Bitcoin falls to $49K, but recovers – Now, THESE levels are important

Bitcoin has suffered a steep decline, dropping to $49K briefly before climbing back to $52,900.

    Bitcoin has dropped over 25% in the last four days. The liquidation volume rose to the highest since April.

In the last 24 hours, Bitcoin [BTC] has experienced a significant decline, dropping below the $60,000 price range. Given the current trend and the market’s volatility, could we see a further drop to the $40,000 price range? 

Bitcoin drops 9% in 24 hours

AMBCrypto’s analysis of Bitcoin’s price trend highlighted a significant downturn over the last 24 hours, with a drop of over 9%.

Bitcoin was trading at approximately $52,900, with its decline hovering between 8% and 9% within this period.

Using the price range tool, it was evident that since the onset of the major decline around August 2nd, Bitcoin has experienced a substantial decrease in value, amounting to over 24%.

Bitcoin to $49,000

Using the Fibonacci retracement indicator to analyze Bitcoin’s price trend offered valuable insights into potential future movements. 

Notably, if BTC’s price managed to hold above the 23.6% retracement level, it could ascend to test higher Fibonacci levels.

The chart showed it could specifically test the 38.2% level at approximately $56,847.56 or even the 50% level at about $59,127.13.

Conversely, if the downward trend persists, the next critical support, according to the Fibonacci retracement analysis, would be at the 0% level, around $49,467.88. 

Additionally, the Relative Strength Index (RSI) analysis showed it was in oversold territory.

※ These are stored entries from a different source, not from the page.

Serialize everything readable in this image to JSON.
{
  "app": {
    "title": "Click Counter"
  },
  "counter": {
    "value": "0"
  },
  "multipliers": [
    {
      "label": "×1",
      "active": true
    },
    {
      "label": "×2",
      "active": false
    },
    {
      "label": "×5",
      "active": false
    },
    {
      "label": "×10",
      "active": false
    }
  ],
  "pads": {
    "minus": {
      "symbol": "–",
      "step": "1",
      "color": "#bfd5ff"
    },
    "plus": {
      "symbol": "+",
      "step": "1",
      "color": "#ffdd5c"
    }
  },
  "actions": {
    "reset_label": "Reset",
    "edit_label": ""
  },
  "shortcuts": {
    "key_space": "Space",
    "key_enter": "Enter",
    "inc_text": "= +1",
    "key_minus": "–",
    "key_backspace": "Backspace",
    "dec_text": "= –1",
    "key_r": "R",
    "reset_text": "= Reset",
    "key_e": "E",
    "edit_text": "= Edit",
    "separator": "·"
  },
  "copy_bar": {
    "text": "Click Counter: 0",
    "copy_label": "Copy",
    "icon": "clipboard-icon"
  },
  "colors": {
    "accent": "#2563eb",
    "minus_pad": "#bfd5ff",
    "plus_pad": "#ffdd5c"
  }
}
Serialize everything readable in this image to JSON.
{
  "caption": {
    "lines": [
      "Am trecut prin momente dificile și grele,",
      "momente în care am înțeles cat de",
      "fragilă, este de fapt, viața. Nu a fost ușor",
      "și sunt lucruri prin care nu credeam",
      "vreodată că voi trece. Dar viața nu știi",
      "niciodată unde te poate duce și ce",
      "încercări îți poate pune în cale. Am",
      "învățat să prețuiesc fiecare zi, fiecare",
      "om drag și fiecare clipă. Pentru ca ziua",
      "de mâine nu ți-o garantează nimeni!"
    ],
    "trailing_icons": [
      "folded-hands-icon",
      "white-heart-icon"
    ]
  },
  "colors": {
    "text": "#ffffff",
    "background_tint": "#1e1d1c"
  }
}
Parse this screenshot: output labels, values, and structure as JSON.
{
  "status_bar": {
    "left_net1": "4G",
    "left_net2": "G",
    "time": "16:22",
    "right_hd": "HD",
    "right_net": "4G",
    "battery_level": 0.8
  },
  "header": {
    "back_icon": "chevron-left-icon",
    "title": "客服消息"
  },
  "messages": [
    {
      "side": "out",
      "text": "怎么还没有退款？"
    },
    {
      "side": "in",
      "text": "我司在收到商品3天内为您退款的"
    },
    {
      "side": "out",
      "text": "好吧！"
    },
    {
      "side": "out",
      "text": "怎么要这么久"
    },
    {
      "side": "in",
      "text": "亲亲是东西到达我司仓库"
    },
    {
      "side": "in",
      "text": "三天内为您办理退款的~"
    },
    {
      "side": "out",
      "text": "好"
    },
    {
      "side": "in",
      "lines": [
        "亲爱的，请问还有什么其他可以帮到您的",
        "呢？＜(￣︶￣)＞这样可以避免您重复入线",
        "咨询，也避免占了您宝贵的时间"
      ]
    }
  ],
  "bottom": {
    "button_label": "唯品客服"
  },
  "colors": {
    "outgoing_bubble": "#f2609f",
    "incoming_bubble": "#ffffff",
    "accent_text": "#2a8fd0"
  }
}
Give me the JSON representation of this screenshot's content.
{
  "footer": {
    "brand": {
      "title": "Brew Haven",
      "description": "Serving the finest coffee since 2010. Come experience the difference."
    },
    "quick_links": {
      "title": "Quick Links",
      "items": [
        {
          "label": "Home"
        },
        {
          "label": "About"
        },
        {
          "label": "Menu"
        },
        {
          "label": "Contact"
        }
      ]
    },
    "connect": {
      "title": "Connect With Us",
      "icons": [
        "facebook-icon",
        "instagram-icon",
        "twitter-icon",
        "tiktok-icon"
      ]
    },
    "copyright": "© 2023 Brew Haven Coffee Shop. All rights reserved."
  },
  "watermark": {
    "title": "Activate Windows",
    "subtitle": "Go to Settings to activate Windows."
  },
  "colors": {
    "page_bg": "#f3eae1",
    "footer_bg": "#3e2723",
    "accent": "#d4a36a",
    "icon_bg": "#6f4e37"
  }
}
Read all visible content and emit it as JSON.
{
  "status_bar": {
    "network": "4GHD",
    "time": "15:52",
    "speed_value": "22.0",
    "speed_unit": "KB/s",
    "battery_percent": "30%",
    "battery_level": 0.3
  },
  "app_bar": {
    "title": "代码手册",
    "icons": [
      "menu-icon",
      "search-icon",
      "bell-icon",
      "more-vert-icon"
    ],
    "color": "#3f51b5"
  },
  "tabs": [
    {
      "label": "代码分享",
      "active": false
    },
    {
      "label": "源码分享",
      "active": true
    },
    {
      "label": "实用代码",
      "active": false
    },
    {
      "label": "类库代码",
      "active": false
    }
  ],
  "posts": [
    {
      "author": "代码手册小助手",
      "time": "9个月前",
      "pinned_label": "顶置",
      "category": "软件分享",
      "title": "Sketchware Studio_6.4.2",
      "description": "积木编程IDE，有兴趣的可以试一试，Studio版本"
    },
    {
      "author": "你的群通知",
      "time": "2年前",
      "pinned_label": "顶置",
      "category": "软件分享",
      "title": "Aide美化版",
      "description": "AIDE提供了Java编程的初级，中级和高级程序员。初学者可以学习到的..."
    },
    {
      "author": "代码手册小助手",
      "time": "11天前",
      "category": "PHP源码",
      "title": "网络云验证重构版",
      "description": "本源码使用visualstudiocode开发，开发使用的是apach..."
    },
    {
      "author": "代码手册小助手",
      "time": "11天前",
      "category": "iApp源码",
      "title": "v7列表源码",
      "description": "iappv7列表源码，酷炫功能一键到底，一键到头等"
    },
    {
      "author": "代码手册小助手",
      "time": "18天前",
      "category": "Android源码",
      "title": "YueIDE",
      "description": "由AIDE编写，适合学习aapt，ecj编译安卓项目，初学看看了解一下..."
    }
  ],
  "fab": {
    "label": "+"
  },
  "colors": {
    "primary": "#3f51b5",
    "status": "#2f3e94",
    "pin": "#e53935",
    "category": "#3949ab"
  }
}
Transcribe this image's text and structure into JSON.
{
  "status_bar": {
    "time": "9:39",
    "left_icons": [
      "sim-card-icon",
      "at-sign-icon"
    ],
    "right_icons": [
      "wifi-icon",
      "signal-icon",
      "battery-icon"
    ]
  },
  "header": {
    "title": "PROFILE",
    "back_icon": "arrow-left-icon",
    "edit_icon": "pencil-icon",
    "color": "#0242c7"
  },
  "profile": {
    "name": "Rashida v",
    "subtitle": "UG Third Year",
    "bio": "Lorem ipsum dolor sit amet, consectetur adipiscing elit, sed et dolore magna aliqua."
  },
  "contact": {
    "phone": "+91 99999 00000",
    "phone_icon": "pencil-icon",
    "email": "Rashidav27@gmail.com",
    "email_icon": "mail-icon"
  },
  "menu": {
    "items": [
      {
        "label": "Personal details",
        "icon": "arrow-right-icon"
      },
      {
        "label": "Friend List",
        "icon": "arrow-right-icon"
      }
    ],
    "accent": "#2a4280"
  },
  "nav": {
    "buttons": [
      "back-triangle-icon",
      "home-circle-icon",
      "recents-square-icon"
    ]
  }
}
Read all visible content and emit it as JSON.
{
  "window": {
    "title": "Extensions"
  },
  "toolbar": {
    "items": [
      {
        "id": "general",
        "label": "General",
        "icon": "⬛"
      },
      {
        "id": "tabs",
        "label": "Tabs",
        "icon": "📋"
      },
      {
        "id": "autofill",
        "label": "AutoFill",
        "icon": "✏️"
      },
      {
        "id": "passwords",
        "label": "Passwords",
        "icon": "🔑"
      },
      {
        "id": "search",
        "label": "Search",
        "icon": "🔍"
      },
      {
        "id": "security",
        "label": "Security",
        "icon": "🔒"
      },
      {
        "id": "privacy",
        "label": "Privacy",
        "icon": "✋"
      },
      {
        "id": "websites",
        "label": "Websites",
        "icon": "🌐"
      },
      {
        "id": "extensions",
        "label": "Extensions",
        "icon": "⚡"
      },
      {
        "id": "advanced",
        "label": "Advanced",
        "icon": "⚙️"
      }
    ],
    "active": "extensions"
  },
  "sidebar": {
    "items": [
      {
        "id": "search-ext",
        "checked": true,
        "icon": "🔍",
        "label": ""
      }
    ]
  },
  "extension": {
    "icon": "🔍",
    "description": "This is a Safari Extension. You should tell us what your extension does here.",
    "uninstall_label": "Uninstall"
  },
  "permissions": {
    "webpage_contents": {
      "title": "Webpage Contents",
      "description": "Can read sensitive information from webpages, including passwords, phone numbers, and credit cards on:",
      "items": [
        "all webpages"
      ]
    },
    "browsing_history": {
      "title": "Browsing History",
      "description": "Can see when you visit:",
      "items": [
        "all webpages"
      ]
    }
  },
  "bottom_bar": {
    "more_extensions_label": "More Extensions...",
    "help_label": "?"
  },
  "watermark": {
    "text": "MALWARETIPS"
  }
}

Typically, this could indicate an imminent price reversal or bounce, as buyers might consider it an optimal point to enter the market.

However, it’s crucial to note that during strong downtrends, the RSI can remain in the oversold zone for extended periods.

Source: TradingView

Additionally, the Moving Average Convergence Divergence (MACD), another momentum indicator, shows bearish momentum.

This suggests that the downtrend might extend in the short term, especially given that the price is already below the 23.6% Fibonacci level.

Considering these factors—the bearish MACD, the oversold RSI, and Bitcoin’s positioning relative to key Fibonacci levels—the short-term outlook for Bitcoin appears to be bearish.

Liquidation hits highest point in months

The analysis of Bitcoin’s liquidation volume on Coinglass indicated a significant spike, marking its highest point since April. 

At the close of trading on the 4th of August, the total BTC liquidation volume reached over $246 million.

A closer examination of these figures revealed that most liquidations were long positions, totaling over $200 million. In comparison, short liquidations accounted for more than $46 million.

Source: Coinglass

This substantial increase in liquidation volume, particularly in long positions, was a reaction to the sharp price movement that caught many traders off guard.

This likely triggered stop-loss orders or liquidating leveraged positions. The prevalence of long liquidations indicates that many traders were optimistic or bullish on BTC’s price, anticipating upward movements that did not materialize as expected.